Jomax100's blog

By Jomax100, history, 6 months ago, In English

According to https://cplusplus.com/reference/string/string/substr/ Complexity = Unspecified, but generally linear in the length of the returned object.

However, I believe in practice it's much faster, specially for repeated calls with same start_pos.

Example problem: https://leetcode.com/contest/weekly-contest-377/problems/minimum-cost-to-convert-string-ii/

Solution from contest winner below

Solution

My analysis of the time complexity for the code above: I think substr() call should result in timeout. STL says complexity of substr(x, len) = len. Therefore, the dp loop is n * lens.size() * max_len where, n = source.size(), and max_len = max(lens[i]) for all i.

Eg. in the case where n = 1000, and we have lens = [900, 901, ..., 999]. Therefore,

  1. Outer loop > for (int i = 0; i < n; ++i) n = 1000,

  2. Inner loop > for (int l : lens), lens = [900, 901, ..., 999]

  3. Inside inner loop. we call substr(st, l), in O(l). But max(l) = n

Thus, since max(l) = max_len = 999,

  • Time Complexity = n * lens.size() * max_len

  • Time Complexity = n * lens.size() * n

  • Time Complexity = 1000*100*1000, which should TLE

There must be something going on making substr() more efficient. My guess is caching susbtr() calls so substr(i, x+d), uses previously queried substr(i, x),

Would love to understand more about the optimization going on in substr(). Or would this solution always give TLE for this test case, indicating that it could be hacked (even if not supported in Leetcode)?

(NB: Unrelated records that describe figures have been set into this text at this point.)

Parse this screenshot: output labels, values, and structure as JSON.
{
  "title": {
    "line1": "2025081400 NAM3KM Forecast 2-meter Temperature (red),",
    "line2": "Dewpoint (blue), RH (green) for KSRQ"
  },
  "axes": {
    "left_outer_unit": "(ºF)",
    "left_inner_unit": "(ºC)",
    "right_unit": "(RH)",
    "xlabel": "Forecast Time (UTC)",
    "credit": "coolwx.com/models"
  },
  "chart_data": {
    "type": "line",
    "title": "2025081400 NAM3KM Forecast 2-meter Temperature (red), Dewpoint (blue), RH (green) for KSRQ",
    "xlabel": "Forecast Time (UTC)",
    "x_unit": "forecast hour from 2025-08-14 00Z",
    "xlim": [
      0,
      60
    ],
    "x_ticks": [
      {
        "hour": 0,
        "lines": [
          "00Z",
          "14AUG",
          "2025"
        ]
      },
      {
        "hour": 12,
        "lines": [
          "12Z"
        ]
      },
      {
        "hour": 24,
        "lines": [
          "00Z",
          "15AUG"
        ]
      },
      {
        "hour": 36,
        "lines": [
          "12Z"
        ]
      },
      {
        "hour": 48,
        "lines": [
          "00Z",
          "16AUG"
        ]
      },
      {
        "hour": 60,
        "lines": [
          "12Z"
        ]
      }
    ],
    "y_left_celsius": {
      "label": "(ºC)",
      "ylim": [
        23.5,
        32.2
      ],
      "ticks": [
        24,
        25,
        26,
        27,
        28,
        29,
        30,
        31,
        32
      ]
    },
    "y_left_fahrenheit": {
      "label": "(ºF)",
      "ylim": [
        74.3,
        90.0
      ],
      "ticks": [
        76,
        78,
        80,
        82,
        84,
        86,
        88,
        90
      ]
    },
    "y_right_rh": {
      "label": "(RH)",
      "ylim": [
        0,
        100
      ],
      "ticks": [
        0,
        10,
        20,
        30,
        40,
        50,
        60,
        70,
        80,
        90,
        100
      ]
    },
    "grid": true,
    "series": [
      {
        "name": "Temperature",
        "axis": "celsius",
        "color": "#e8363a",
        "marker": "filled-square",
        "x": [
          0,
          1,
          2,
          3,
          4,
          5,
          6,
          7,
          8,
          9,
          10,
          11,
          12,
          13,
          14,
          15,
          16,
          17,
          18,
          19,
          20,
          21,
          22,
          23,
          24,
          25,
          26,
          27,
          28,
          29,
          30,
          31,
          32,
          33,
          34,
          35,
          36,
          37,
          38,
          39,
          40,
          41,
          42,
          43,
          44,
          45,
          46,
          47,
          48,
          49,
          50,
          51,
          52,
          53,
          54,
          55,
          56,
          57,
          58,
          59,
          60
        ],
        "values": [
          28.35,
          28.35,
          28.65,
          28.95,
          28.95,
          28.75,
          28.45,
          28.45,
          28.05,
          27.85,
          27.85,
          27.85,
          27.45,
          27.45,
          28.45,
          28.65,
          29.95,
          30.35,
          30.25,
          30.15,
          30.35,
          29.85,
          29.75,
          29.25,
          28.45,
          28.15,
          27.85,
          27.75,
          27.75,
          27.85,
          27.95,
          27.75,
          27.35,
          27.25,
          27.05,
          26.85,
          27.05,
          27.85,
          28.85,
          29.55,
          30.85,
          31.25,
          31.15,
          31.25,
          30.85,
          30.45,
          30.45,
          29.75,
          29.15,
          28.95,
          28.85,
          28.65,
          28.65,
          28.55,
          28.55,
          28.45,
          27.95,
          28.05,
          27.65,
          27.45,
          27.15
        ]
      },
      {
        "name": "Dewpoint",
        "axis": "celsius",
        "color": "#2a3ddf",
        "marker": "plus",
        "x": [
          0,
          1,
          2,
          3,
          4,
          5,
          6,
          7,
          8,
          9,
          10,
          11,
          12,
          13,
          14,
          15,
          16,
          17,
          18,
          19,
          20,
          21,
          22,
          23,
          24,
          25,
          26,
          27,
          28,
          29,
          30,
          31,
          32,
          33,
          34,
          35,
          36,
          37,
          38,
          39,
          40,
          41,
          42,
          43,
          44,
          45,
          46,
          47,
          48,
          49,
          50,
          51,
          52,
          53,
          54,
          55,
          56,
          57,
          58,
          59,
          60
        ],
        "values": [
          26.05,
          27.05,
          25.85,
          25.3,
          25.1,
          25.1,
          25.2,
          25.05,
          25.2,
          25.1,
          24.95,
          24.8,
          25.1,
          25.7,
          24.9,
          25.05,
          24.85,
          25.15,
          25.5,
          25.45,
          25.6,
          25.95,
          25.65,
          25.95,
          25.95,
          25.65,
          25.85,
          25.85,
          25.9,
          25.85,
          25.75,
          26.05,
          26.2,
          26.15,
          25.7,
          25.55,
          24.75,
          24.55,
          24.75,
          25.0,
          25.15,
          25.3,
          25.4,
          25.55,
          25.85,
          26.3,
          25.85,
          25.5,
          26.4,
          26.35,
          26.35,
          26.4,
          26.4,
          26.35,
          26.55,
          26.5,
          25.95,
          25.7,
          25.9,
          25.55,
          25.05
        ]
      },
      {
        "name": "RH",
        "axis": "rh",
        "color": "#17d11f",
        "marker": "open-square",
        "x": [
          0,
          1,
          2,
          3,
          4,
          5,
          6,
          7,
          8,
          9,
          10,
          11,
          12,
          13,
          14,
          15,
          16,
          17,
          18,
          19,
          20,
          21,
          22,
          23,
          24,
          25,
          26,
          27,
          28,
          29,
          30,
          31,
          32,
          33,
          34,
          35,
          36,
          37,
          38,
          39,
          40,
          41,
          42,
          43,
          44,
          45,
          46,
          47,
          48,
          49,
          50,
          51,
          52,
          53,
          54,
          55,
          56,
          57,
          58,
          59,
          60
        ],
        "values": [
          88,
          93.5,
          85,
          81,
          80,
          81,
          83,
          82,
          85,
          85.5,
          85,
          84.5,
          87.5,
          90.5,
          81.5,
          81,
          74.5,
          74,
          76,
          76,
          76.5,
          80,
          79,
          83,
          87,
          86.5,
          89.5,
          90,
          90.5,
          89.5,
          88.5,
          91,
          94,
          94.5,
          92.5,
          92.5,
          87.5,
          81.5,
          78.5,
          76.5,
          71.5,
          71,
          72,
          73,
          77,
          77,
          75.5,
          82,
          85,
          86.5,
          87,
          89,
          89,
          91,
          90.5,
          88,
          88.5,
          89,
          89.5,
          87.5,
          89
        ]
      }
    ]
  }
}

Only thing I found is from https://stackoverflow.com/questions/4679746/time-complexity-of-javas-substring

stackoverflow
  • Vote: I like it
  • +4
  • Vote: I do not like it

»
6 months ago, # |
  Vote: I like it 0 Vote: I do not like it

Auto comment: topic has been updated by Jomax100 (previous revision, new revision, compare).

»
6 months ago, # |
  Vote: I like it 0 Vote: I do not like it
  1. $$$1000\cdot100\cdot1000=10^8$$$, which doesn't necessarily TLE.
  2. substr(i, len) creates a new copy with length len — that's impossible to do in $$$o(\mathrm{len})$$$.
  • »
    »
    6 months ago, # ^ |
    Rev. 2   Vote: I like it 0 Vote: I do not like it

    What about replacing

           for(int len: lens){
                    if(i+len > n) break;
                    string cur = source.substr(i, len);
                    string need = target.substr(i, len);
    

    with the following

           string s, t;
           for(int len = 1; len <= lens.back(); len++){
                    if(i+len > n) break;
                    s += source[i+len-1];
                    t += target[i+len-1];
    

    Previously inner loop = lens * n = 100*1000

    Now inner loop might be n since max(len) <= n

    However, inside the inner loop, we compute substr() in O(1), and the dominant term is the O(log(200)) call to label.find(s) in the map<string,int>.

    So inner loop = n * log(200)

    Final ans = n*n*log(200) = 1000*1000*8

    But that does TLE

    Maybe label.find(s) has it's time complexity log(label.size()) + some cost related to s.size()?

»
6 months ago, # |
Rev. 2   Vote: I like it +3 Vote: I do not like it

Actually tried replacing substr() with manual implementation and, while slower, still got Accepted:

Before

string cur = source.substr(i, cur_size);
string need = target.substr(i, cur_size);

After:

forn(j,cur_size) cur += source[i+j];
forn(j,cur_size) need += target[i+j];

So I guess it must be weak test cases.